Facebook Censors Russian Word ‘Khokhly’

Quite in tune with Kissinger’s maxim of politics being the continuation of war by other means, Facebook has been showing another card of late.

While on the one hand Zuckerberg’s empire will go to great lengths not to offend any modern “sexual identity” by providing over two dozen selections for the gender column in their profiles, they are not amused when it comes to jovial relations between Russians and Ukrainians.

According to the Moscow Times, in late June, both Eduard Bagirov, a prominent Russian writer, and Maxim Ksenzov, deputy head of Russia’s media watchdog Roskomnadzor, were censored by Facebook for using the term khokhly*, a Russian term for Ukrainians, with either a derogatory or jovial meaning. In the same article, its author Ivan Nechepurenko conveys how the term has been in broad use for a long time without causing offence and only now has tripped up Facebook’s sensors.

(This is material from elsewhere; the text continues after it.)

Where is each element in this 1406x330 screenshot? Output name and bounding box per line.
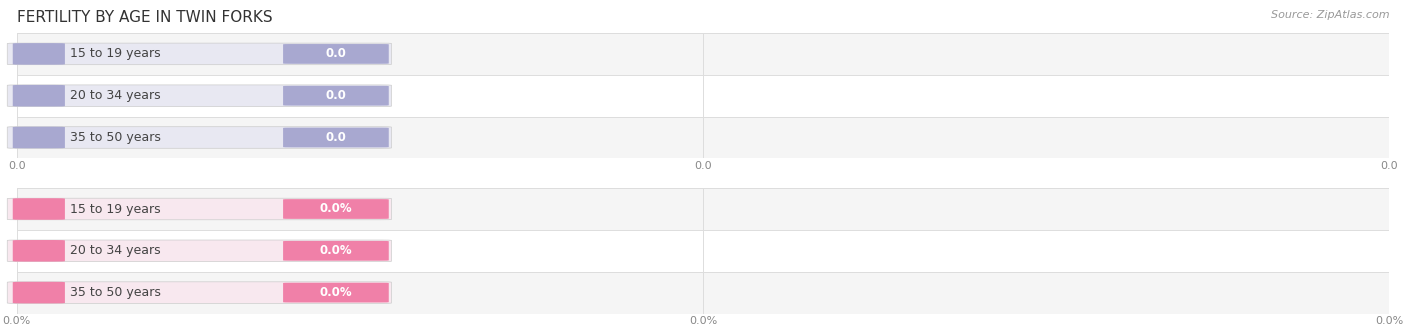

In absence of an alternative explanation, which Facebook seems unwilling to provide, there is no other than Kissinger’s – this is yet another example of a corporation building a favourable reputation with their government by participating in their information war against the latest fashionable boogeyman.

If this notion of referring to one time compatriots and otherwise cultural brethren were a uniquely Russian custom, one explain Facebook’s behavior by its (relatively) small user base in Russia, where their Russian counterpart, vKontakte, has a substantially larger user base. But anyone familiar with British culture will know that they have been mocking the French for decades without great harm, referring to each others as frogs and les rosbifs and generally having a rather good time at each other’s expense.

Perhaps it would behoove Zuckerberg to be more concerned about users defecting over his lackluster attitude towards privacy instead of being concerned about female nipples, the 32nd gender identity and what a Russian calls his neighbor.